The Beauty of Competition in Cloud Computing

There are some tough problems that are difficult to crack. Cloud computing has been one of these. Cloud computing has the promise of providing instant and ubiquitous access to documents and other information currently locked on your desktop.

There was once a time in the late 1990s when Sun attempted to introduce netbooks, under the banner - 'the network is the computer'. It was a novel idea that was way ahead of the times. Now companies such as Google, Amazon and Apple have taken on the mantle of attacking this problem. In contrast to Sun's prior sole effort to solve this problem, there is now an arms race to solve the problem. Competition has almost ensured that we're going to see this problem cracked. TechCrunch highlights the different approaches that competition has produced, as each company attempts to outsmart the other:
Google's approach has been to make the cloud more accessible to existing PC users. They’re doing this by extending familiar concepts. Google Docs is Microsoft Office, but in the cloud. Your main point of interaction is a file system, but in the cloud. Gmail is Outlook, but in the cloud. Etc.

Meanwhile, another company now largely associated with the cloud, Amazon, has essentially turned it into one giant server/hard drive that anyone can use for a fee. But it takes developers to build something on top of it to give users a product to use. Some are great. But many again just extend the idea of the cloud as a remote hard drive.
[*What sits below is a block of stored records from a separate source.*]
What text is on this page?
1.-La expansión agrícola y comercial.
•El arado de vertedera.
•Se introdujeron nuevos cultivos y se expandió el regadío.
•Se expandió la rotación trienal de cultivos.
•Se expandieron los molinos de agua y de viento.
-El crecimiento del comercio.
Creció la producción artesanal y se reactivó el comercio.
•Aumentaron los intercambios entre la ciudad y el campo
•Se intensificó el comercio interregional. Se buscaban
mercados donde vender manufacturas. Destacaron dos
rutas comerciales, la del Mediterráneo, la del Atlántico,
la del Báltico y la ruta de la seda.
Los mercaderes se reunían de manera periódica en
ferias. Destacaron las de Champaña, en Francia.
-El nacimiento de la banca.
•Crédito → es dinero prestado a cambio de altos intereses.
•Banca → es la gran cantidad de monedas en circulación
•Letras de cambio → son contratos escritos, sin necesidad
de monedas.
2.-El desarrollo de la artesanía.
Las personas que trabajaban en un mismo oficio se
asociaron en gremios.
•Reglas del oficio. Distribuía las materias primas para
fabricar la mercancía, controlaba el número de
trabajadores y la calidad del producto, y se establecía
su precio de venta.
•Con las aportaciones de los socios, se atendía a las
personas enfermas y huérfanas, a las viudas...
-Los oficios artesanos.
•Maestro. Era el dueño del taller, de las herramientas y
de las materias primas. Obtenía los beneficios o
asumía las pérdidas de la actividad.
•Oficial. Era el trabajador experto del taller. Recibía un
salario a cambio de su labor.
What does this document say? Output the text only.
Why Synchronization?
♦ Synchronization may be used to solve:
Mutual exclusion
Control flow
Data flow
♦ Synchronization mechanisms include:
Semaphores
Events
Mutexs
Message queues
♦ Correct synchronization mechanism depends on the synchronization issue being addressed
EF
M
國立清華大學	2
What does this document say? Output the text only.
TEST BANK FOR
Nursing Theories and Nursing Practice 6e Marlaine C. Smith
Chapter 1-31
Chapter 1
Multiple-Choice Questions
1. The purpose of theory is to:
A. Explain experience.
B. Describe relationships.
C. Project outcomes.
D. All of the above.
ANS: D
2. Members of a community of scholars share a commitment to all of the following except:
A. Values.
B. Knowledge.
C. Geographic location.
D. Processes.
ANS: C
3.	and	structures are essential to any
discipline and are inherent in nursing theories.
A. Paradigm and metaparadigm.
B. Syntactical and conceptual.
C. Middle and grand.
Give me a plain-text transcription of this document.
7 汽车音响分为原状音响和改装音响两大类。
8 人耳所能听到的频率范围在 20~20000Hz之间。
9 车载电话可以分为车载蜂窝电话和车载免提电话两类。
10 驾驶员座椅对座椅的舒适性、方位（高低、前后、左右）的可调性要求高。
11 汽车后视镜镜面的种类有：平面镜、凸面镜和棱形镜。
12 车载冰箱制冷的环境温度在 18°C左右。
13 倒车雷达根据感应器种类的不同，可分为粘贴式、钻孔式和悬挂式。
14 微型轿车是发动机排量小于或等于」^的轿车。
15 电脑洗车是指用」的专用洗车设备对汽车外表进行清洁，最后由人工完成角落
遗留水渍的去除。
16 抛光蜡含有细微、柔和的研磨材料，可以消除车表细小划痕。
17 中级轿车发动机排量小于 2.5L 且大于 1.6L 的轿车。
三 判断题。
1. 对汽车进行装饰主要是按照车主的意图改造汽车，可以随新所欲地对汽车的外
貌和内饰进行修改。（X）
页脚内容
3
While the fundamentals are the same, Apple's approach to the concept of the cloud is the opposite of their competitors. Apple’s belief is clearly that users will not and should not care how the cloud actually works. [...] You're working on a document in Pages on your iPad, you move over to Pages on your Mac, and there it is. It even remembers where you were last editing. You download a song to your iPhone, you pick up your iPad, there it is. It all just works.